Lecture 6.2

Probabilistic Generative Models: Discrete Data (Naive Bayes)

Extending probabilistic generative models to discrete input data using the Naive Bayes assumption, which replaces an exponentially large probability table with a compact factorized model.

Learning Objectives
  • Explain why the number of parameters for a discrete class-conditional distribution scales as $2^d$ in the general case.
  • State the Naive Bayes assumption and show how it reduces the parameter count to $d$ per class.
  • Write the Bernoulli factorized class-conditional and identify its parameters $\pi_{ki}$.
  • Express the posterior class probabilities in softmax form and identify the linear activations $a_k$.
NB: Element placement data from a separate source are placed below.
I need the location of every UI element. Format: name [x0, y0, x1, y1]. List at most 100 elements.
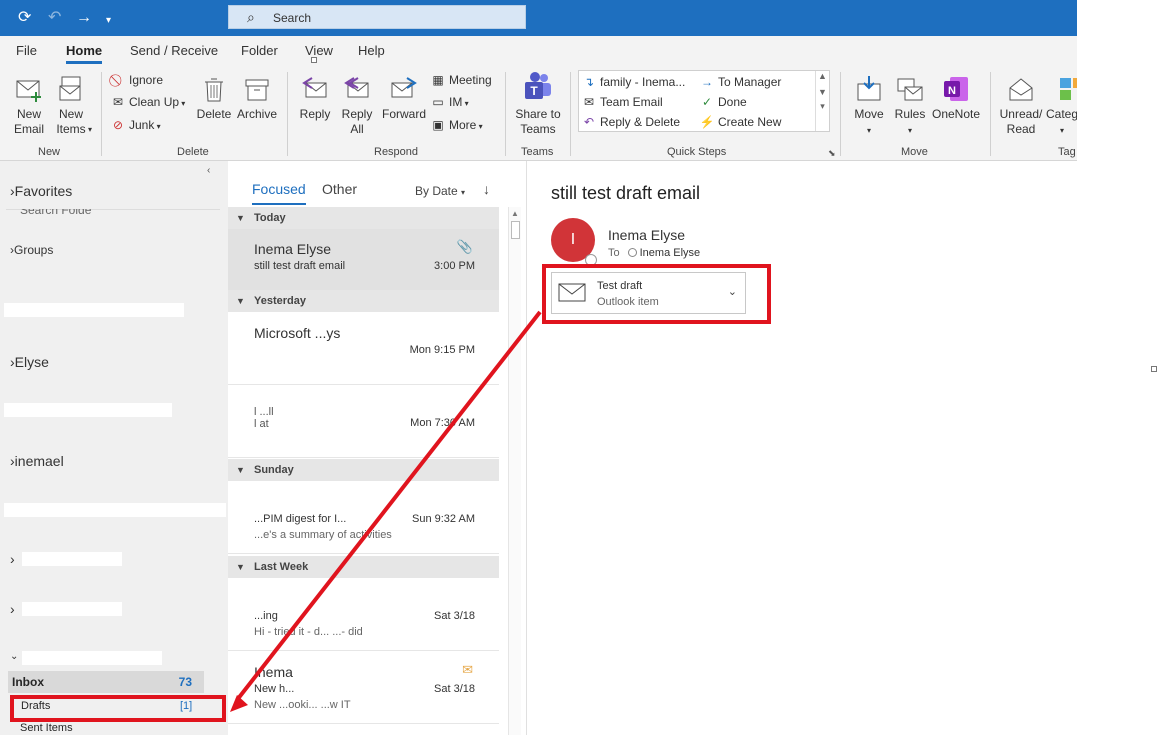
customize-qat-icon[interactable]: ▾: [106, 12, 111, 30]
quick-step-reply-delete[interactable]: ↶ Reply & Delete: [581, 113, 680, 131]
group-label-tags: Tag: [1058, 146, 1076, 158]
quick-step-team-email[interactable]: ✉ Team Email: [581, 93, 663, 111]
tab-other[interactable]: Other: [322, 181, 357, 197]
rules-button[interactable]: Rules ▾: [892, 74, 928, 138]
scroll-down-icon[interactable]: ▼: [816, 87, 829, 97]
chevron-down-icon: ▼: [236, 562, 245, 572]
message-item[interactable]: ...ing Hi - tried it - d... ...- did Sat…: [228, 579, 499, 651]
meeting-button[interactable]: ▦ Meeting: [430, 71, 491, 89]
reply-button[interactable]: Reply: [298, 74, 332, 122]
folder-favorites[interactable]: ›Favorites: [10, 183, 72, 199]
quick-step-done[interactable]: ✓ Done: [699, 93, 747, 111]
group-header-label: Last Week: [254, 561, 309, 573]
separator: [505, 72, 506, 156]
tab-focused[interactable]: Focused: [252, 181, 306, 205]
reply-all-button[interactable]: Reply All: [340, 74, 374, 137]
folder-drafts[interactable]: Drafts [1]: [10, 696, 220, 720]
clean-up-button[interactable]: ✉ Clean Up ▾: [110, 93, 185, 111]
quick-steps-scroll[interactable]: ▲ ▼ ▾: [815, 71, 829, 131]
forward-button[interactable]: Forward: [381, 74, 427, 122]
more-icon: ▣: [432, 118, 444, 132]
expand-gallery-icon[interactable]: ▾: [816, 101, 829, 112]
tab-file[interactable]: File: [16, 43, 37, 58]
chevron-down-icon[interactable]: ⌄: [728, 285, 737, 298]
quick-step-to-manager[interactable]: → To Manager: [699, 73, 781, 91]
tab-help[interactable]: Help: [358, 43, 385, 58]
delete-button[interactable]: Delete: [196, 74, 232, 122]
group-label-move: Move: [901, 146, 928, 158]
message-list-scrollbar[interactable]: ▲: [508, 207, 521, 735]
folder-search-folders[interactable]: Search Folders: [10, 209, 91, 219]
collapse-pane-icon[interactable]: ‹: [207, 165, 210, 176]
undo-icon[interactable]: ↶: [48, 9, 61, 27]
more-button[interactable]: ▣ More ▾: [430, 116, 482, 134]
clean-up-label: Clean Up: [129, 95, 180, 109]
resize-handle[interactable]: [1151, 366, 1157, 372]
scroll-up-icon[interactable]: ▲: [816, 71, 829, 81]
message-preview: ...e's a summary of activities: [254, 529, 392, 541]
new-items-button[interactable]: New Items ▾: [50, 74, 92, 137]
tab-send-receive[interactable]: Send / Receive: [130, 43, 218, 58]
to-label: To: [608, 247, 620, 259]
dialog-launcher-icon[interactable]: ⬊: [828, 148, 836, 159]
group-header-today[interactable]: ▼ Today: [228, 207, 499, 229]
svg-text:T: T: [530, 84, 538, 98]
folder-favorites-label: Favorites: [14, 183, 73, 199]
quick-step-create-new[interactable]: ⚡ Create New: [699, 113, 782, 131]
folder-sent-items[interactable]: Sent Items: [20, 722, 73, 734]
archive-button[interactable]: Archive: [235, 74, 279, 122]
message-item[interactable]: Microsoft ...ys Mon 9:15 PM: [228, 313, 499, 385]
folder-redacted-1[interactable]: ›: [10, 551, 15, 567]
search-box[interactable]: ⌕ Search: [228, 5, 526, 29]
group-header-last-week[interactable]: ▼ Last Week: [228, 556, 499, 578]
scroll-up-icon[interactable]: ▲: [511, 209, 519, 218]
im-button[interactable]: ▭ IM ▾: [430, 93, 468, 111]
group-header-label: Today: [254, 212, 286, 224]
recipient-name[interactable]: Inema Elyse: [640, 247, 701, 259]
folder-redacted-2[interactable]: ›: [10, 601, 15, 617]
paperclip-icon: 📎: [456, 239, 473, 254]
sort-direction-icon[interactable]: ↓: [483, 181, 490, 197]
folder-inbox[interactable]: Inbox 73: [8, 671, 204, 693]
folder-pane: ‹ ›Favorites Search Folders ›Groups ›Ely…: [0, 161, 228, 735]
resize-handle[interactable]: [311, 57, 317, 63]
group-label-respond: Respond: [374, 146, 419, 158]
attachment-card[interactable]: Test draft Outlook item ⌄: [551, 272, 746, 314]
folder-inemael[interactable]: ›inemael: [10, 453, 64, 469]
account-expander[interactable]: ⌄: [10, 651, 18, 662]
chevron-right-icon: ›: [10, 551, 15, 567]
message-item[interactable]: Inema ✉ New h... New ...ooki... ...w IT …: [228, 652, 499, 724]
scroll-thumb[interactable]: [511, 221, 520, 239]
share-to-teams-button[interactable]: T Share to Teams: [512, 70, 564, 137]
quick-step-family[interactable]: ↴ family - Inema...: [581, 73, 685, 91]
sort-dropdown[interactable]: By Date ▾: [415, 184, 465, 198]
move-icon: [857, 76, 881, 101]
ignore-button[interactable]: ⃠Ignore: [110, 71, 163, 89]
categorize-label: Categ: [1046, 107, 1077, 121]
group-header-sunday[interactable]: ▼ Sunday: [228, 459, 499, 481]
reading-sender[interactable]: Inema Elyse: [608, 227, 685, 243]
message-item[interactable]: Mon 7:30 AM l ...ll l at: [228, 386, 499, 458]
clean-up-icon: ✉: [112, 95, 124, 109]
folder-groups[interactable]: ›Groups: [10, 243, 53, 257]
junk-button[interactable]: ⊘ Junk ▾: [110, 116, 161, 134]
folder-inemael-label: inemael: [14, 453, 64, 469]
folder-elyse[interactable]: ›Elyse: [10, 354, 49, 370]
new-email-button[interactable]: New Email: [10, 74, 48, 137]
lightning-icon: ⚡: [699, 115, 715, 129]
reply-icon: [302, 77, 327, 98]
onenote-button[interactable]: N OneNote: [930, 74, 982, 122]
forward-arrow-icon[interactable]: →: [76, 9, 92, 27]
tab-folder[interactable]: Folder: [241, 43, 278, 58]
tab-home[interactable]: Home: [66, 43, 103, 64]
categorize-button[interactable]: Categ ▾: [1046, 74, 1077, 138]
group-header-yesterday[interactable]: ▼ Yesterday: [228, 290, 499, 312]
unread-read-button[interactable]: Unread/ Read: [998, 74, 1044, 137]
chevron-down-icon: ▼: [236, 296, 245, 306]
presence-status-icon: [585, 254, 597, 266]
tab-view[interactable]: View: [305, 43, 333, 58]
message-item[interactable]: ...PIM digest for I... ...e's a summary …: [228, 482, 499, 554]
sync-icon[interactable]: ⟳: [18, 9, 31, 27]
move-to-folder-icon: ↴: [583, 75, 595, 89]
move-button[interactable]: Move ▾: [850, 74, 888, 138]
1. Discrete Inputs and the Combinatorial Problem

Suppose each input $\mathbf{x}_n \in \{0,1\}^d$ is a binary vector of $d$ features (e.g., word presence in a document). A fully general class-conditional $p(\mathbf{x} \mid C_k)$ must assign a probability to every possible binary vector, of which there are $2^d$. Because probabilities must sum to 1, we need $2^d - 1$ free parameters per class — exponential in $d$.

Scale of the Problem

For $d = 100$ binary features (modest for text), the general model requires $2^{100} - 1 \approx 10^{30}$ parameters per class — far more than any dataset could ever supply. A tractable assumption is needed.

2. The Naive Bayes Assumption

Naive Bayes Assumption

Given the class $C_k$, all feature values $x_i$ are treated as conditionally independent:

$$p(\mathbf{x} \mid C_k) = \prod_{i=1}^{d} p(x_i \mid C_k).$$

This factorization is called "naive" because features are rarely truly independent in practice, yet the resulting classifier often performs surprisingly well.

3. Bernoulli Class-Conditionals

Each $x_i \in \{0,1\}$ is a binary random variable, so it is natural to model it with a Bernoulli distribution parameterized by $\pi_{ki}$ — the probability that feature $i$ equals 1 given class $C_k$:

$$p(x_i \mid C_k) = \pi_{ki}^{x_i}\,(1 - \pi_{ki})^{1-x_i}.$$

The Bernoulli selection mechanism works exactly: if $x_i = 1$ we pick $\pi_{ki}$; if $x_i = 0$ we pick $1 - \pi_{ki}$. Applying the Naive Bayes factorization:

Naive Bayes Class-Conditional (Binary Features) $$p(\mathbf{x} \mid C_k) = \prod_{i=1}^{d} \pi_{ki}^{x_i}\,(1-\pi_{ki})^{1-x_i}.$$

The number of parameters per class is now $d$ — one $\pi_{ki}$ per feature — reduced from $2^d - 1$.

4. Posterior Class Probabilities

The generative model still uses Bayes' theorem to form the posterior. Defining $a_k = \ln p(\mathbf{x} \mid C_k) + \ln p(C_k)$, the posterior takes softmax form (as in Lecture 5.6). Taking the log of the Bernoulli class-conditional:

$$a_k = \sum_{i=1}^{d} \bigl[x_i \ln \pi_{ki} + (1-x_i)\ln(1-\pi_{ki})\bigr] + \ln p(C_k).$$

This is a linear function of $\mathbf{x}$ (the $\pi_{ki}$ values play the role of learned weights), so Naive Bayes is a linear classifier in this binary-feature setting.

5. MLE for the Bernoulli Parameters

The parameters $\pi_{ki}$ are found by maximum likelihood following the standard recipe: formulate the likelihood for class $C_k$, take its log, differentiate with respect to $\pi_{ki}$, and set to zero.

MLE for Naive Bayes Parameters $$\hat{\pi}_{ki} = \frac{\text{number of class-}k\text{ examples with } x_i = 1}{N_k}.$$

Each $\hat{\pi}_{ki}$ is the empirical frequency of feature $i$ equaling 1 within class $k$. This derivation follows the same three-step recipe as all previous MLE problems and is left as an exercise.